As is often the case when writers talk about their craft (William Goldman comes to mind), Sondheim is rather more interesting when discussing his failures than his successes. At the moment, I’m working my way through the chapter on Anyone Can Whistle, the ill-fated musical satire that Sondheim created in collaboration with Arthur Laurents, who wrote the book and directed. Especially intriguing is the revelation that David Merrick, the most famous theatrical impresario of his time, passed on producing the show because he didn’t want Laurents to serve as both writer and director. Sondheim writes:

[Merrick] claimed, astutely, that authors, especially authors of musicals, shouldn’t direct the initial productions of their own works. Without a director to argue with, egoistic self-ingulgence might color everything, he claimed…The blessing of a writer serving as his own director is that one vision emerges, there being no outsider to contradict him. The curse, inevitably, is that the vision may turn out to be myopic, there being no outsider to contradict him.

Now, I defy anyone who has been following the latest news from Broadway to read these lines and not think at once of Julie Taymor.

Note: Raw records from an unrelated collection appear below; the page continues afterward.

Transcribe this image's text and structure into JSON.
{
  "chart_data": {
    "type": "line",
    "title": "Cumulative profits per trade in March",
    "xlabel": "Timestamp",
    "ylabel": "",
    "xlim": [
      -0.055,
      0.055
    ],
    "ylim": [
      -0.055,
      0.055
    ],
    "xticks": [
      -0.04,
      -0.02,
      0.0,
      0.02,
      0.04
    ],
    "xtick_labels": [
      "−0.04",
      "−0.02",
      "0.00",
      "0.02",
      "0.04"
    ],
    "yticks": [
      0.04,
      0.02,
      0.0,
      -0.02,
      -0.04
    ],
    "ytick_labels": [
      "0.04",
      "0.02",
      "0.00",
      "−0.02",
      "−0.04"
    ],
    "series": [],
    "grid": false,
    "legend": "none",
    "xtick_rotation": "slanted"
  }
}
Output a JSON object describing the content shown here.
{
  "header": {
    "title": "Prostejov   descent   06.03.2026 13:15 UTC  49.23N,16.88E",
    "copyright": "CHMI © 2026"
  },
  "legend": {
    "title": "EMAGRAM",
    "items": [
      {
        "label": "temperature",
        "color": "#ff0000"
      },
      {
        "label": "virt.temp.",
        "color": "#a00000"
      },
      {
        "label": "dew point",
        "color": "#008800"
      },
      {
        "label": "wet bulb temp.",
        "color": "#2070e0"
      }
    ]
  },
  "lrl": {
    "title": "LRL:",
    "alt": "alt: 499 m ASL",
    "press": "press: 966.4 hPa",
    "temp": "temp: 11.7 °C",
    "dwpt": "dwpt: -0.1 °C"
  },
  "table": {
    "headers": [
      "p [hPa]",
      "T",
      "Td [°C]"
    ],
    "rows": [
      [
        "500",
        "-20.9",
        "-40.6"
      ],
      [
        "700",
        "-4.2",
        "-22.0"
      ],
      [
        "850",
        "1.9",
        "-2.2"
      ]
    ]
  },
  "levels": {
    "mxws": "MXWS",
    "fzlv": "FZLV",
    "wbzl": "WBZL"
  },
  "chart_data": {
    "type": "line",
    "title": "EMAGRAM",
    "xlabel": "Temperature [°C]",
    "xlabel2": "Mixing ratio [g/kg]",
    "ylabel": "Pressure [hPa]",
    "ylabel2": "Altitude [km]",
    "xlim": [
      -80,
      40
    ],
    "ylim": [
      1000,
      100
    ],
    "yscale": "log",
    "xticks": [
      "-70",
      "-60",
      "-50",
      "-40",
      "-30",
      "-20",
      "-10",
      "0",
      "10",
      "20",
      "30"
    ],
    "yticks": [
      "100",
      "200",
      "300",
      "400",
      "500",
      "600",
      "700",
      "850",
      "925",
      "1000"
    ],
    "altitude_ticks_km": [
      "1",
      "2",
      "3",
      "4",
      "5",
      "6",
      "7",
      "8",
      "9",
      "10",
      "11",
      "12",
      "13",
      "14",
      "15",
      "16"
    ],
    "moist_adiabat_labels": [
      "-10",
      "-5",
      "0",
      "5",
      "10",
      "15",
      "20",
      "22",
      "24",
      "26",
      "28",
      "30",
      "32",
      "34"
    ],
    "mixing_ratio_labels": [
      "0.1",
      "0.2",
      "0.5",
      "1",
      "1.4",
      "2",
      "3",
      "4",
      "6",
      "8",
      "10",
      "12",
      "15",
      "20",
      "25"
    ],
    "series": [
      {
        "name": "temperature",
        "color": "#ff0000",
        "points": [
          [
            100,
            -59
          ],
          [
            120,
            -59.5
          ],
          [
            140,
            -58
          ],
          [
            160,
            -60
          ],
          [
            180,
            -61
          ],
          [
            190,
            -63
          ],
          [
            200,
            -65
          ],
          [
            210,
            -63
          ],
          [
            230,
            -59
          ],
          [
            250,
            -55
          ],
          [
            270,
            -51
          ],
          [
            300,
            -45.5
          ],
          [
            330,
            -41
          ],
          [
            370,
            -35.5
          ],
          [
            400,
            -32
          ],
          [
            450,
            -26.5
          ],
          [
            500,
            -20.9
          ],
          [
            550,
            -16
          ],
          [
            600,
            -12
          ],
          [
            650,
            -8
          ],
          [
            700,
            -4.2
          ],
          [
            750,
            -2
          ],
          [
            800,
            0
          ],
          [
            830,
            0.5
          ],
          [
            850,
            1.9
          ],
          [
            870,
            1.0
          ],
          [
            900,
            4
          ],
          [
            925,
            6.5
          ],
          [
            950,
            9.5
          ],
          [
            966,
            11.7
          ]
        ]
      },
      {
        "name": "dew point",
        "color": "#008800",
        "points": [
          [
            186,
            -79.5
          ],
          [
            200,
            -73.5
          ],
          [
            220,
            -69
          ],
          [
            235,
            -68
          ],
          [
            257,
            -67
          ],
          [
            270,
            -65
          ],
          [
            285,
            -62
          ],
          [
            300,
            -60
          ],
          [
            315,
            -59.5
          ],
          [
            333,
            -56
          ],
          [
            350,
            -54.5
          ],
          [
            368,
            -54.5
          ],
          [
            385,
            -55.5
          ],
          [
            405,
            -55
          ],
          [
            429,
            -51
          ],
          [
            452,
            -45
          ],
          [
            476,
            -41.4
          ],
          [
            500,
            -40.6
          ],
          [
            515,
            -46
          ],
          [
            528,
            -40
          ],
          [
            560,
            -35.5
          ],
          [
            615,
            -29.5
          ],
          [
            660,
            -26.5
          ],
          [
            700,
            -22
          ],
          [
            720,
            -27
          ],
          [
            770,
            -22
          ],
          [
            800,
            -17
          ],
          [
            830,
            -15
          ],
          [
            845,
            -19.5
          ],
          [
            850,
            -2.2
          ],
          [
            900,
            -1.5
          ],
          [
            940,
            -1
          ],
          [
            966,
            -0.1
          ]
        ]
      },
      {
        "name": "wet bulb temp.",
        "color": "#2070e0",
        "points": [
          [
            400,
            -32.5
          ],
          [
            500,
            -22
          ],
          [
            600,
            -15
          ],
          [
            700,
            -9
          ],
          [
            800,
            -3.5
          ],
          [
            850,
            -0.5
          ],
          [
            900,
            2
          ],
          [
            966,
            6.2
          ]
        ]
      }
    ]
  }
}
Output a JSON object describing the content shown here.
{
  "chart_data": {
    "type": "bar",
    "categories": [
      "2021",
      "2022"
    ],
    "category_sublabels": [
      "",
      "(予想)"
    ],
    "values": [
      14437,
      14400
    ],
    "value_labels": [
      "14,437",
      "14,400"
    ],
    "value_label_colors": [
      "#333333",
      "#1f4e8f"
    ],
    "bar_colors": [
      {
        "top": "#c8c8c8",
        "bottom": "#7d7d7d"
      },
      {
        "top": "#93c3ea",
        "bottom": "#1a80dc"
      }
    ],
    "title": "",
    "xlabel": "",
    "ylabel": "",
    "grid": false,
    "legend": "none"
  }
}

The most recent of the many New York Times articles on the ongoing train wreck of Spider-Man: Turn Off the Dark expresses the theater world’s reservations about Taymor, who was given what amounted to a blank check as the musical’s director and co-writer, in strikingly similar terms:

Julie Taymor signed on as director and co-writer of the script, a dual role that many on Broadway consider risky. Rather than take a strong hand in managing the production, as producers usually do, Mr. [Michael] Cohl [the lead producer of the show] saw his job as aiding and abetting her vision.

The result has been making headlines for months: a visually spellbinding but narratively incoherent show that is already the most expensive musical in the history of Broadway. (In all fairness, I haven’t seen the show yet, and won’t anytime soon, unless I happen to be in New York on a week that TKTS seats are on sale.) And it seems fairly clear, especially after Taymor’s unceremonious departure from the show, that if the director had been subjected to a stronger controlling hand—as she was with The Lion King—the outcome might have been very different.

The lesson here, obviously, is that all artists, even the most creative and idiosyncratic, need someone around to keep them in line. It’s why there are surprisingly few truly great writer-directors in film, and the ones who do exist usually produce their best work with a forceful collaborator pushing back at every step of the way—witness Powell and Pressburger. And it’s why every writer needs strong readers and editors. Without such constraints, you occasionally get a Kubrick, yes, but more often, you wind up with the recent career of George Lucas. Or, it seems, a Julie Taymor. So it’s best to let Sondheim have the last word: “In today’s musical theater, there are two kinds of directors: those who are writers and those who want to be, or, more ominously, think they are.”